Воланд входит в роман не спеша, спокойно, окруженный знойным воздухом весеннего вечера, не поднимая дьявольской бури или пламенных брызг. Он появляется в тот момент, когда Берлиоз в своем поучающем монологе упоминает Вицлипуцли. К.Л. Дульбе соотносит этот эпизод с историей о Фаусте, а именно, с постановкой «Доктора Фауста» в Ульмском кукольном театре, где «упоминается Вици-Буцли, бес любви, верховный бог мексиканцев, которому, по рассказам испанских конквистадоров, ацтеки приносили кровавые человеческие жертвы. <...> В романе Булгакова упоминание Берлиозом грозного бога ацтеков — Вицли-Пуцли, является как бы заклинанием, вызывающим нечистую силу» (Дульбе 1974: 77). Б.В. Соколов связывает Вицлипуцли из романа Булгакова с одноименным персонажем, «государственным секретарем» дьявола из «Путевых картин» Генриха Гейне (Соколов 1996: 165). «Вся ситуация появления Воланда построена по законам магии вызывания» (Кушлина 1988: 295), он сам не скрывает, кто он таков. Но, между тем, «сам Князь Тьмы, верховный повелитель мира зла и теней, лицо королевского достоинства» (Виноградов 1968: 58) — «реальная личность» (Там же: 44). «По замыслу автора, фантастический образ Воланда в романе «Мастер и Маргарита» должен восприниматься как реальный. <...> Воланд существует — могущественный, бездонный и совершенно реальный» (Яновская 1983: 276—277). «Воланд утверждается в романе — и в читательском сознании — на реалистических началах» (Вулис 1991а: 336). «Сатирические персонажи» в романе не узнают Воланда (Яновская 1983: 274) и воспринимают его как человека. Булгаков называет Воланда «человеком, иностранцем, незнакомцем, неизвестным, профессором, консультантом, черным магом, маэстро и т. д. Только Степа Лиходеев называет Воланда «чертовщиной с черным беретом», а в заголовке двадцать третьей главы упоминается слово «Сатана»» (Дульбе 1974: 64—65). «Разнообразные нарицательные номинации «неузнанного» Воланда отражают восприятие его собеседниками» (Стойкова 2000: 83). По нашим подсчетам, имя Воланд встречается в романе 261 раз. Помимо имени, он оказывается названным теми словами-масками, что надевают на его таинственный облик окружающие: иностранец (32), профессор (36), консультант (11), неизвестный (13), маг (7), человек (5), незнакомец (4), немец (3), артист (2), собеседник (3), гость (2) и другие единичные случаи.

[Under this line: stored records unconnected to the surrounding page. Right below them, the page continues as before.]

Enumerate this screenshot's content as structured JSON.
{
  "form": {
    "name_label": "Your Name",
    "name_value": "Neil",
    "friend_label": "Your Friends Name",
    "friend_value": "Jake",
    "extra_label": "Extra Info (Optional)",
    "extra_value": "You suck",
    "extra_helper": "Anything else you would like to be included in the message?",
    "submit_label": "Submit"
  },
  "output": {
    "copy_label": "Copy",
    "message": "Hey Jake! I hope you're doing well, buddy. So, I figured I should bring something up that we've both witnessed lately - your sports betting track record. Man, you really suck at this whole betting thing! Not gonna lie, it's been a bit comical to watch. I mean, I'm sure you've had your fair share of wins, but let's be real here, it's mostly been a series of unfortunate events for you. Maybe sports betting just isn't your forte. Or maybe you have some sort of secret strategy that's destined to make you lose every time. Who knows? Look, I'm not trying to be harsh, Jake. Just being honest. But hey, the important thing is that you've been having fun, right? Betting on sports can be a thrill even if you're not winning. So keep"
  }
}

Восприятие окружающими неизвестного как иностранца не является удивительным в связи с сложившимся в эпоху Булгакова отношения к «иностранному»: «истинный дьявол теперь — заграничный богатей, иностранец» (Зеркалов 2004: 24, 26), а также связывает роман Булгакова с традицией изображения иностранцев в советской литературе 1920-х гг. «Пристальное рассмотрение литературного процесса показывает, во всяком случае, что «иностранный инженер» Воланд, появляясь в первой редакции «Мастера и Маргариты» («Копыто инженера», 1928), не открывал новую страницу <...>, а, уж скорее, замыкал собой целую галерею «иностранцев с дьявольщиной» (от Хулио Хуренито Эренбурга до персонажей рассказа Грина «Фанданго»)» (Чудакова 1985: 135). О «чертологии», будто витавшей в воздухе в литературе 1920-х гг., пишут также В.А. Чеботарева (Чеботарева 1991: 103), А.З. Вулис (Вулис 1991б: 169). Происходит называние иностранным неизвестного, непонятного, странного.